Tuesday, December 10, 2019

Safety In The Wilderness


On Saturday night here in Fayetteville, a police officer, Ofc. Stephen Carr, was murdered while sitting in his patrol car at the police station waiting on his partner to join him. Within a minute, officers came out of the station, engaged the suspect, and shot and killed him. In so many ways, our community is reeling from that tragedy. Anytime a police officer is killed in the line of duty--shot during a firefight or surprised and killed by a burglar--the community responds in shock and disbelief. In this particular case, however, when the officer is executed for no other reason than wearing the uniform and sitting in his vehicle, we don't know how to make sense of either the death or the vulnerability of being a police officer. We all know that accepting the responsibility of protecting and serving in that way comes with risks, but we don't expect someone to be a target for murder just because they are a police officer.

Although often in the line of fire, police officers aren't usually the vulnerable ones. They carry firearms and wear bullet-proof vests. They are members of a community colloquially called "the force." The law understands that they may have to use deadly force, and, although the balance has recently come under scrutiny because of the number of unarmed black people who have been shot by police officers, it tries to take into account the nature of making split-second judgments in potentially deadly situations and give officers the benefit of the doubt. We need police officers to be strong and tough because many of us can't be. Victims of crimes are called victims for a reason. We need police to be invulnerable because so often we are vulnerable, and, when the one who is charged with keeping us safe is himself the victim of senseless violence, we are all touched by that loss. It forces us to acknowledge the limits of our own safety and security.

There are many people among us who live in the kind of wilderness that biblical prophets such as Isaiah use as an image for vulnerability. The city or town or village is that place where people and families have pooled together their resources to make things safer. You may have a stray deer or coyote in your suburban back yard, but, for the most part, lions and tigers and bears belong somewhere else. I don't worry about getting jumped on the way to my mailbox at the end of my short subdivision driveway. But that's a privilege I enjoy. In the summer, I may check my kids for ticks when the come in from playing outside, but I don't ever call out to them, "Watch for snakes!" when they're throwing the football in the front yard.

For prophets like Isaiah, the wilderness is an almost uninhabitable place where no one wants to dwell. It is territory that must be crossed when going from village to village. And, in Sunday's reading from Isaiah 35, it is the place through which God's people will need to travel when returning from exile. Only, in Isaiah's vision, God has come to make even the unsafe wilderness a place where anyone can walk without fear: "The wilderness and the dry land shall be glad, the desert shall rejoice and blossom." Isaiah writes of a day when God will rescue God's people from disaster, destruction, and danger, and, to express this, he envisions a time when the hot, desolate wilderness will become a flourishing swamp. The lions and jackals that wait to attack whatever walks through it will not be found there anymore. So safe and clear will the path be that even fools won't get lost.
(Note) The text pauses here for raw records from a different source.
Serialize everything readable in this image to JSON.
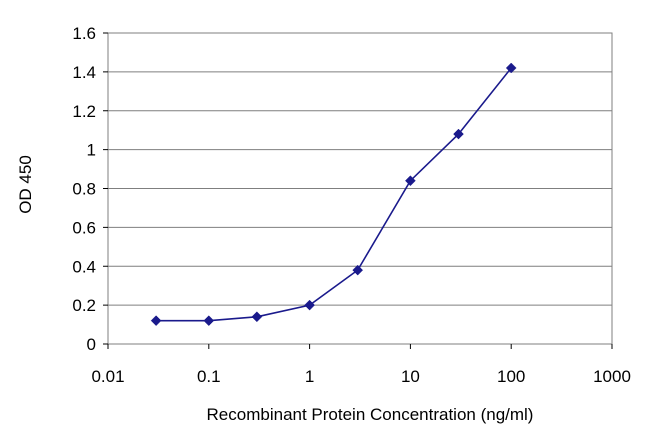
{
  "chart_data": {
    "type": "line",
    "title": "",
    "xlabel": "Recombinant Protein Concentration (ng/ml)",
    "ylabel": "OD 450",
    "x_scale": "log",
    "xlim": [
      0.01,
      1000
    ],
    "ylim": [
      0,
      1.6
    ],
    "x_ticks": [
      0.01,
      0.1,
      1,
      10,
      100,
      1000
    ],
    "x_tick_labels": [
      "0.01",
      "0.1",
      "1",
      "10",
      "100",
      "1000"
    ],
    "y_ticks": [
      0,
      0.2,
      0.4,
      0.6,
      0.8,
      1,
      1.2,
      1.4,
      1.6
    ],
    "y_tick_labels": [
      "0",
      "0.2",
      "0.4",
      "0.6",
      "0.8",
      "1",
      "1.2",
      "1.4",
      "1.6"
    ],
    "grid": "horizontal",
    "legend": "none",
    "series": [
      {
        "x": [
          0.03,
          0.1,
          0.3,
          1,
          3,
          10,
          30,
          100
        ],
        "y": [
          0.12,
          0.12,
          0.14,
          0.2,
          0.38,
          0.84,
          1.08,
          1.42
        ],
        "color": "#1a1a8c",
        "marker": "diamond"
      }
    ],
    "colors": {
      "plot_border": "#7f7f7f",
      "grid": "#7f7f7f",
      "line": "#1a1a8c"
    }
  }
}
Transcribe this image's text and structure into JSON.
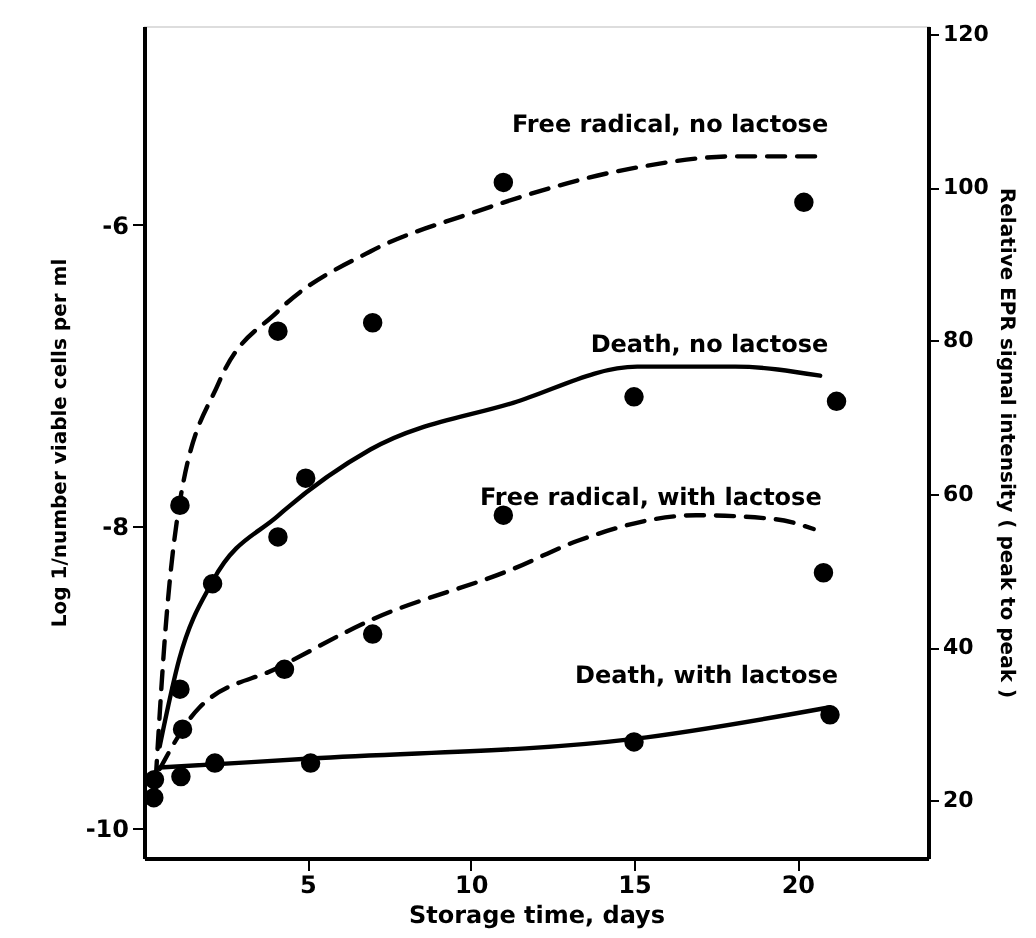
{
  "chart_data": {
    "type": "scatter",
    "xlabel": "Storage time, days",
    "ylabel": "Log 1/number viable cells per ml",
    "y2label": "Relative EPR signal intensity ( peak to peak )",
    "xlim": [
      0,
      24
    ],
    "xticks": [
      5,
      10,
      15,
      20
    ],
    "ylim": [
      -10.2,
      -4.68
    ],
    "yticks": [
      {
        "value": -6,
        "label": "-6"
      },
      {
        "value": -8,
        "label": "-8"
      },
      {
        "value": -10,
        "label": "-10"
      }
    ],
    "y2lim": [
      12.5,
      121
    ],
    "y2ticks": [
      20,
      40,
      60,
      80,
      100,
      120
    ],
    "grid": false,
    "marker": "circle",
    "series": [
      {
        "type": "line",
        "name": "Free radical, no lactose",
        "axis": "y2",
        "color": "#000000",
        "line_style": "dashed",
        "marker": "none",
        "x": [
          0.36,
          0.66,
          1.08,
          2.29,
          4.1,
          6.93,
          10.1,
          14.9,
          18.1,
          20.7
        ],
        "values": [
          22.8,
          42.4,
          58.5,
          74.5,
          83.8,
          91.6,
          96.7,
          102.4,
          104.0,
          104.0
        ]
      },
      {
        "type": "line",
        "name": "Death, no lactose",
        "axis": "y",
        "color": "#000000",
        "line_style": "solid",
        "marker": "none",
        "x": [
          0.48,
          1.08,
          2.11,
          4.1,
          6.93,
          11.3,
          15.1,
          18.1,
          20.7
        ],
        "values": [
          -9.46,
          -8.88,
          -8.36,
          -7.93,
          -7.49,
          -7.18,
          -6.94,
          -6.94,
          -7.0
        ]
      },
      {
        "type": "line",
        "name": "Free radical, with lactose",
        "axis": "y2",
        "color": "#000000",
        "line_style": "dashed",
        "marker": "none",
        "x": [
          0.48,
          1.69,
          4.1,
          6.93,
          11.3,
          13.3,
          16.9,
          19.3,
          20.5
        ],
        "values": [
          24.1,
          32.1,
          37.3,
          43.5,
          50.2,
          53.9,
          57.2,
          56.7,
          55.4
        ]
      },
      {
        "type": "line",
        "name": "Death, with lactose",
        "axis": "y",
        "color": "#000000",
        "line_style": "solid",
        "marker": "none",
        "x": [
          0.48,
          5.1,
          15.0,
          21.0
        ],
        "values": [
          -9.6,
          -9.54,
          -9.41,
          -9.2
        ]
      },
      {
        "axis": "y2",
        "color": "#000000",
        "x": [
          1.1,
          4.1,
          7.0,
          11.0,
          20.2
        ],
        "values": [
          58.5,
          81.2,
          82.3,
          100.6,
          98.0
        ]
      },
      {
        "axis": "y",
        "color": "#000000",
        "x": [
          0.3,
          1.1,
          2.1,
          4.1,
          4.95,
          15.0,
          21.2
        ],
        "values": [
          -9.8,
          -9.08,
          -8.38,
          -8.07,
          -7.68,
          -7.14,
          -7.17
        ]
      },
      {
        "axis": "y2",
        "color": "#000000",
        "x": [
          1.18,
          4.3,
          7.0,
          11.0,
          20.8
        ],
        "values": [
          29.3,
          37.1,
          41.7,
          57.2,
          49.7
        ]
      },
      {
        "axis": "y",
        "color": "#000000",
        "x": [
          0.32,
          1.13,
          2.17,
          5.1,
          15.0,
          21.0
        ],
        "values": [
          -9.68,
          -9.66,
          -9.57,
          -9.57,
          -9.43,
          -9.25
        ]
      }
    ]
  }
}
Of course, Isaiah isn't only talking about geographical wilderness. The wilderness journey back from exile in Babylon may be likened to the wilderness journey from slavery in Egypt, but the prophet has a fuller sense of transformation in mind: "Then the eyes of the blind shall be opened, and the ears of the deaf unstopped; then the lame shall leap like a deer, and the tongue of the speechless sing for joy." We may have a fuller appreciation for the full place of differently abled people in our community, but the prophet's idea is that even those who are physically vulnerable among us will have reason to celebrate. The prophetic wilderness, therefore, is more than a landscape. It's a life of insecurity that comes from any number of causes. When God comes to save God's people, everyone who dwells in insecurity will be secure, and it is those who live on the margin--pressed toward the edge of civilization--who feel that need most acutely.

Tragedies like this one remind me how grateful I am for those who accept vulnerability for the sake of the vulnerable. They also remind me that, no matter how important the security that is provided by police officers is to us, until God's transformation of the world is complete, there will always be vulnerable people in our midst. Sometimes they are the ones we least expect to be at risk. The prophets teach us to hope not for isolated places of security, which provide only illusions of invulnerability, but for the transformation of insecurity itself. Our gratitude goes to the ones who risk their lives for the sake of others, but our hope remains in the one who promises to make all secure.